Note: I wrote this more than a year ago for a class but still pretty applicable in some ways.
She stared at the computer screen. The light tap, tap, tap of the keyboard filled the room as she watched the cursor fly across the opened Microsoft Word document. Unfortunately, it flew in the wrong direction—to the left instead of to the right. She could hear Beyoncé’s voice chiming in her ears; the worse part of that was that she wasn’t even a fan of the singer. To top that off, every time she paused, the cursor blinked angrily back at her—write, write, write. Throwing her block back in her face.
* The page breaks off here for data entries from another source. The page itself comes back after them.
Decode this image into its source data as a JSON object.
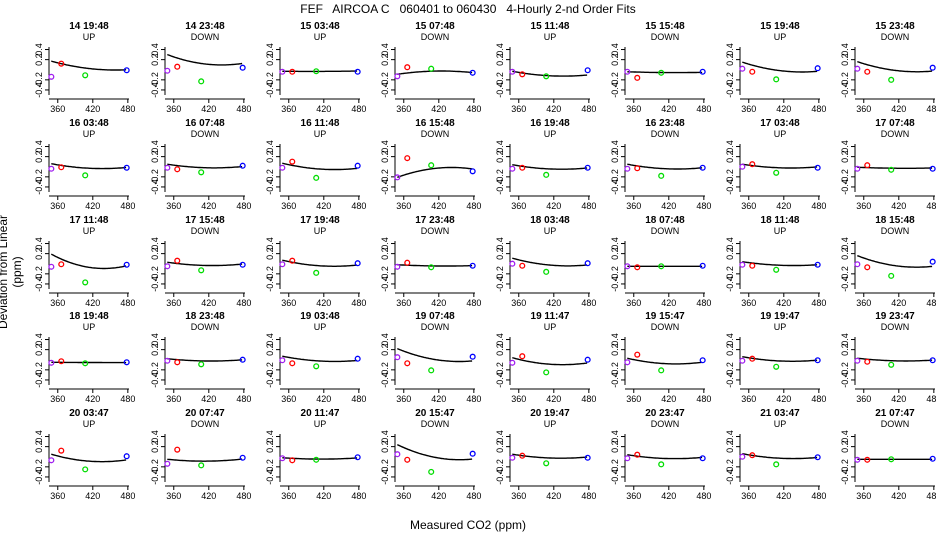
{
  "title": "FEF   AIRCOA C   060401 to 060430   4-Hourly 2-nd Order Fits",
  "xlabel": "Measured CO2 (ppm)",
  "ylabel": "Deviation from Linear (ppm)",
  "chart_data": {
    "type": "scatter",
    "xlim": [
      345,
      482
    ],
    "ylim": [
      -0.5,
      0.45
    ],
    "xticks": [
      "360",
      "420",
      "480"
    ],
    "yticks": [
      "-0.4",
      "-0.2",
      "0.2",
      "0.4"
    ],
    "marker_colors": {
      "purple": "#a020f0",
      "red": "#ff0000",
      "green": "#00dd00",
      "blue": "#0000ff"
    },
    "panels": [
      {
        "title": "14 19:48",
        "dir": "UP",
        "points": [
          [
            349,
            -0.14
          ],
          [
            366,
            0.12
          ],
          [
            407,
            -0.11
          ],
          [
            478,
            -0.01
          ]
        ],
        "fit": [
          0.17,
          -0.0032,
          1.46e-05
        ]
      },
      {
        "title": "14 23:48",
        "dir": "DOWN",
        "points": [
          [
            349,
            -0.02
          ],
          [
            366,
            0.06
          ],
          [
            407,
            -0.23
          ],
          [
            478,
            0.04
          ]
        ],
        "fit": [
          0.3,
          -0.0044,
          2.36e-05
        ]
      },
      {
        "title": "15 03:48",
        "dir": "UP",
        "points": [
          [
            349,
            -0.04
          ],
          [
            366,
            -0.04
          ],
          [
            407,
            -0.03
          ],
          [
            478,
            -0.04
          ]
        ],
        "fit": [
          -0.03,
          -0.0001,
          1e-06
        ]
      },
      {
        "title": "15 07:48",
        "dir": "DOWN",
        "points": [
          [
            349,
            -0.13
          ],
          [
            366,
            0.05
          ],
          [
            407,
            0.02
          ],
          [
            478,
            -0.06
          ]
        ],
        "fit": [
          -0.09,
          0.0017,
          -1.12e-05
        ]
      },
      {
        "title": "15 11:48",
        "dir": "UP",
        "points": [
          [
            349,
            -0.04
          ],
          [
            366,
            -0.09
          ],
          [
            407,
            -0.13
          ],
          [
            478,
            -0.01
          ]
        ],
        "fit": [
          -0.03,
          -0.0022,
          1.26e-05
        ]
      },
      {
        "title": "15 15:48",
        "dir": "DOWN",
        "points": [
          [
            349,
            -0.04
          ],
          [
            366,
            -0.16
          ],
          [
            407,
            -0.06
          ],
          [
            478,
            -0.04
          ]
        ],
        "fit": [
          -0.04,
          -0.0004,
          2.4e-06
        ]
      },
      {
        "title": "15 19:48",
        "dir": "UP",
        "points": [
          [
            349,
            0.02
          ],
          [
            366,
            -0.04
          ],
          [
            407,
            -0.19
          ],
          [
            478,
            0.03
          ]
        ],
        "fit": [
          0.15,
          -0.0038,
          1.86e-05
        ]
      },
      {
        "title": "15 23:48",
        "dir": "DOWN",
        "points": [
          [
            349,
            0.02
          ],
          [
            366,
            -0.04
          ],
          [
            407,
            -0.2
          ],
          [
            478,
            0.04
          ]
        ],
        "fit": [
          0.16,
          -0.0039,
          1.9e-05
        ]
      },
      {
        "title": "16 03:48",
        "dir": "UP",
        "points": [
          [
            349,
            -0.04
          ],
          [
            366,
            -0.01
          ],
          [
            407,
            -0.17
          ],
          [
            478,
            -0.02
          ]
        ],
        "fit": [
          0.06,
          -0.0022,
          1.26e-05
        ]
      },
      {
        "title": "16 07:48",
        "dir": "DOWN",
        "points": [
          [
            349,
            -0.02
          ],
          [
            366,
            -0.05
          ],
          [
            407,
            -0.11
          ],
          [
            478,
            0.02
          ]
        ],
        "fit": [
          0.05,
          -0.0018,
          1.12e-05
        ]
      },
      {
        "title": "16 11:48",
        "dir": "UP",
        "points": [
          [
            349,
            -0.02
          ],
          [
            366,
            0.1
          ],
          [
            407,
            -0.22
          ],
          [
            478,
            0.02
          ]
        ],
        "fit": [
          0.07,
          -0.0028,
          1.56e-05
        ]
      },
      {
        "title": "16 15:48",
        "dir": "DOWN",
        "points": [
          [
            349,
            -0.21
          ],
          [
            366,
            0.17
          ],
          [
            407,
            0.03
          ],
          [
            478,
            -0.09
          ]
        ],
        "fit": [
          -0.21,
          0.0042,
          -2.26e-05
        ]
      },
      {
        "title": "16 19:48",
        "dir": "UP",
        "points": [
          [
            349,
            -0.04
          ],
          [
            366,
            -0.02
          ],
          [
            407,
            -0.16
          ],
          [
            478,
            -0.02
          ]
        ],
        "fit": [
          0.04,
          -0.0021,
          1.24e-05
        ]
      },
      {
        "title": "16 23:48",
        "dir": "DOWN",
        "points": [
          [
            349,
            -0.04
          ],
          [
            366,
            -0.03
          ],
          [
            407,
            -0.18
          ],
          [
            478,
            -0.02
          ]
        ],
        "fit": [
          0.05,
          -0.0022,
          1.28e-05
        ]
      },
      {
        "title": "17 03:48",
        "dir": "UP",
        "points": [
          [
            349,
            0.0
          ],
          [
            366,
            0.05
          ],
          [
            407,
            -0.12
          ],
          [
            478,
            -0.02
          ]
        ],
        "fit": [
          0.05,
          -0.0018,
          1.08e-05
        ]
      },
      {
        "title": "17 07:48",
        "dir": "DOWN",
        "points": [
          [
            349,
            -0.04
          ],
          [
            366,
            0.03
          ],
          [
            407,
            -0.06
          ],
          [
            478,
            -0.04
          ]
        ],
        "fit": [
          -0.01,
          -0.0005,
          3e-06
        ]
      },
      {
        "title": "17 11:48",
        "dir": "UP",
        "points": [
          [
            349,
            -0.06
          ],
          [
            366,
            -0.01
          ],
          [
            407,
            -0.37
          ],
          [
            478,
            -0.02
          ]
        ],
        "fit": [
          0.19,
          -0.0063,
          3.5e-05
        ]
      },
      {
        "title": "17 15:48",
        "dir": "DOWN",
        "points": [
          [
            349,
            -0.05
          ],
          [
            366,
            0.06
          ],
          [
            407,
            -0.13
          ],
          [
            478,
            -0.02
          ]
        ],
        "fit": [
          0.03,
          -0.0017,
          1.1e-05
        ]
      },
      {
        "title": "17 19:48",
        "dir": "UP",
        "points": [
          [
            349,
            -0.01
          ],
          [
            366,
            0.06
          ],
          [
            407,
            -0.18
          ],
          [
            478,
            0.01
          ]
        ],
        "fit": [
          0.07,
          -0.0027,
          1.52e-05
        ]
      },
      {
        "title": "17 23:48",
        "dir": "DOWN",
        "points": [
          [
            349,
            -0.06
          ],
          [
            366,
            0.02
          ],
          [
            407,
            -0.07
          ],
          [
            478,
            -0.04
          ]
        ],
        "fit": [
          -0.02,
          -0.0006,
          3.6e-06
        ]
      },
      {
        "title": "18 03:48",
        "dir": "UP",
        "points": [
          [
            349,
            0.0
          ],
          [
            366,
            -0.04
          ],
          [
            407,
            -0.16
          ],
          [
            478,
            0.01
          ]
        ],
        "fit": [
          0.11,
          -0.0032,
          1.68e-05
        ]
      },
      {
        "title": "18 07:48",
        "dir": "DOWN",
        "points": [
          [
            349,
            -0.05
          ],
          [
            366,
            -0.07
          ],
          [
            407,
            -0.05
          ],
          [
            478,
            -0.04
          ]
        ],
        "fit": [
          -0.05,
          0.0,
          0.0
        ]
      },
      {
        "title": "18 11:48",
        "dir": "UP",
        "points": [
          [
            349,
            -0.02
          ],
          [
            366,
            -0.04
          ],
          [
            407,
            -0.12
          ],
          [
            478,
            -0.02
          ]
        ],
        "fit": [
          0.04,
          -0.0017,
          9.6e-06
        ]
      },
      {
        "title": "18 15:48",
        "dir": "DOWN",
        "points": [
          [
            349,
            -0.01
          ],
          [
            366,
            -0.07
          ],
          [
            407,
            -0.24
          ],
          [
            478,
            0.04
          ]
        ],
        "fit": [
          0.16,
          -0.0045,
          2.22e-05
        ]
      },
      {
        "title": "18 19:48",
        "dir": "UP",
        "points": [
          [
            349,
            -0.06
          ],
          [
            366,
            -0.03
          ],
          [
            407,
            -0.07
          ],
          [
            478,
            -0.05
          ]
        ],
        "fit": [
          -0.05,
          -0.0001,
          4e-07
        ]
      },
      {
        "title": "18 23:48",
        "dir": "DOWN",
        "points": [
          [
            349,
            -0.02
          ],
          [
            366,
            -0.05
          ],
          [
            407,
            -0.09
          ],
          [
            478,
            0.0
          ]
        ],
        "fit": [
          0.02,
          -0.0012,
          8e-06
        ]
      },
      {
        "title": "19 03:48",
        "dir": "UP",
        "points": [
          [
            349,
            -0.01
          ],
          [
            366,
            -0.07
          ],
          [
            407,
            -0.13
          ],
          [
            478,
            0.02
          ]
        ],
        "fit": [
          0.07,
          -0.0023,
          1.28e-05
        ]
      },
      {
        "title": "19 07:48",
        "dir": "DOWN",
        "points": [
          [
            349,
            0.05
          ],
          [
            366,
            -0.07
          ],
          [
            407,
            -0.21
          ],
          [
            478,
            0.06
          ]
        ],
        "fit": [
          0.22,
          -0.0048,
          2.26e-05
        ]
      },
      {
        "title": "19 11:47",
        "dir": "UP",
        "points": [
          [
            349,
            -0.06
          ],
          [
            366,
            0.07
          ],
          [
            407,
            -0.25
          ],
          [
            478,
            0.0
          ]
        ],
        "fit": [
          0.04,
          -0.0032,
          1.86e-05
        ]
      },
      {
        "title": "19 15:47",
        "dir": "DOWN",
        "points": [
          [
            349,
            -0.05
          ],
          [
            366,
            0.1
          ],
          [
            407,
            -0.21
          ],
          [
            478,
            -0.01
          ]
        ],
        "fit": [
          0.03,
          -0.0027,
          1.62e-05
        ]
      },
      {
        "title": "19 19:47",
        "dir": "UP",
        "points": [
          [
            349,
            -0.02
          ],
          [
            366,
            0.02
          ],
          [
            407,
            -0.14
          ],
          [
            478,
            -0.01
          ]
        ],
        "fit": [
          0.06,
          -0.0021,
          1.22e-05
        ]
      },
      {
        "title": "19 23:47",
        "dir": "DOWN",
        "points": [
          [
            349,
            -0.02
          ],
          [
            366,
            -0.04
          ],
          [
            407,
            -0.1
          ],
          [
            478,
            -0.01
          ]
        ],
        "fit": [
          0.03,
          -0.0013,
          7.8e-06
        ]
      },
      {
        "title": "20 03:47",
        "dir": "UP",
        "points": [
          [
            349,
            -0.07
          ],
          [
            366,
            0.12
          ],
          [
            407,
            -0.25
          ],
          [
            478,
            0.01
          ]
        ],
        "fit": [
          0.05,
          -0.0034,
          1.96e-05
        ]
      },
      {
        "title": "20 07:47",
        "dir": "DOWN",
        "points": [
          [
            349,
            -0.14
          ],
          [
            366,
            0.14
          ],
          [
            407,
            -0.17
          ],
          [
            478,
            -0.02
          ]
        ],
        "fit": [
          -0.05,
          -0.0012,
          9.6e-06
        ]
      },
      {
        "title": "20 11:47",
        "dir": "UP",
        "points": [
          [
            349,
            -0.03
          ],
          [
            366,
            -0.07
          ],
          [
            407,
            -0.06
          ],
          [
            478,
            -0.01
          ]
        ],
        "fit": [
          -0.02,
          -0.0008,
          6e-06
        ]
      },
      {
        "title": "20 15:47",
        "dir": "DOWN",
        "points": [
          [
            349,
            0.05
          ],
          [
            366,
            -0.06
          ],
          [
            407,
            -0.3
          ],
          [
            478,
            0.06
          ]
        ],
        "fit": [
          0.24,
          -0.0056,
          2.62e-05
        ]
      },
      {
        "title": "20 19:47",
        "dir": "UP",
        "points": [
          [
            349,
            -0.02
          ],
          [
            366,
            0.02
          ],
          [
            407,
            -0.13
          ],
          [
            478,
            -0.02
          ]
        ],
        "fit": [
          0.05,
          -0.0019,
          1.14e-05
        ]
      },
      {
        "title": "20 23:47",
        "dir": "DOWN",
        "points": [
          [
            349,
            -0.03
          ],
          [
            366,
            0.04
          ],
          [
            407,
            -0.15
          ],
          [
            478,
            -0.03
          ]
        ],
        "fit": [
          0.04,
          -0.0019,
          1.16e-05
        ]
      },
      {
        "title": "21 03:47",
        "dir": "UP",
        "points": [
          [
            349,
            0.0
          ],
          [
            366,
            0.03
          ],
          [
            407,
            -0.15
          ],
          [
            478,
            -0.01
          ]
        ],
        "fit": [
          0.06,
          -0.0022,
          1.26e-05
        ]
      },
      {
        "title": "21 07:47",
        "dir": "DOWN",
        "points": [
          [
            349,
            -0.06
          ],
          [
            366,
            -0.06
          ],
          [
            407,
            -0.05
          ],
          [
            478,
            -0.04
          ]
        ],
        "fit": [
          -0.05,
          0.0,
          0.0
        ]
      }
    ]
  }
}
She couldn’t take it anymore. She clicked on the little floppy disk icon in the upper left-hand corner of the screen to save what little work she had and then closed the document. What was wrong with her? Why couldn’t she get any words onto the page? It wasn’t as if she was hurting for inspiration. Goodness knows she had more than enough of that. Leads came to her while she interviewed sources; dialogue formed as she tried to fall asleep; scenes materialized in her mind on the bus ride home from school. No. She definitely wasn’t lacking inspiration to write. What she was lacking was motivation. She was missing that extra something required to transfer those thoughts onto the page.
She glanced at the clock in the bottom right-hand corner of her screen and groaned to herself. It read 6:33 a.m. How many times had she done this? How many times had she gotten up one, two hours early before school in order to finish her homework? The answer was too many—especially in the past year or so. The last time she had done this was only a few days ago. It was another writing assignment. Fortunately, she was able to finish and turn it in on time. That was how it usually went. She would get up early to finish writing and somehow, miraculously, she was able to squeeze out whatever needed to be squeezed out. This was what her motivation had come down to. Time.
Once she’d finished the assignment, she hit print and tucked the finished product neatly into her notebook to turn in. When she placed it in the stack of papers in front of her professor, she knew she was happy with the result. She just wasn’t happy with the process she went through to get to that point. Ironically, all three classes she was taking this quarter revolved around writing. During the past couple of weeks, she often wondered what had gone through her mind when she’d registered for such a masochistic schedule considering her recent writing habits and how they affected her sleep schedule.
Once she was out of class, she called her friend Wynn back, who had called her just moments ago. Wynn was getting off work early because she wasn’t feeling well and wanted to know if she wanted to do something. Since she wasn’t working that day, they agreed to meet at the condo that Wynn shared with her boyfriend. They didn’t do too much once she got there because Wynn still wasn’t feeling one hundred percent. Mostly, she surfed the Internet on Wynn’s laptop while her friend jammed out and played Rock Band. Eventually, Wynn felt well enough to suggest they go get pedicures (Wynn’s treat since she still owed her a birthday present).
As they were getting filed, buffed and polished, she and her friend caught up with each other’s lives. Each of them was so busy these days that it was difficult for them to get together often. She told Wynn about her morning and her friend gave her a small laugh.
“You say you work best under pressure,” Wynn pointed out.
“Well yeah,” she replied. “But that doesn’t make me feel better about needing to get up so early because I couldn’t finish it the night before.”
“What were you doing instead of writing?” her friend asked knowingly.
“Reading,” she admitted sheepishly. “Ugh! I don’t know what’s wrong with me! I just pick up a book and I don’t stop until I’ve screwed myself over for the next day. The saddest thing about it is that I know this while it’s all happening.”
Wynn had heard this all before so she just nodded in agreement.
“I swear I’m going to grow up to be a librarian or work in a bookstore or something,” she told her friend.
“Probably,” Wynn agreed. “But it fits you.”
“Yeah, I know,” she replied a bit more grudgingly than she really felt.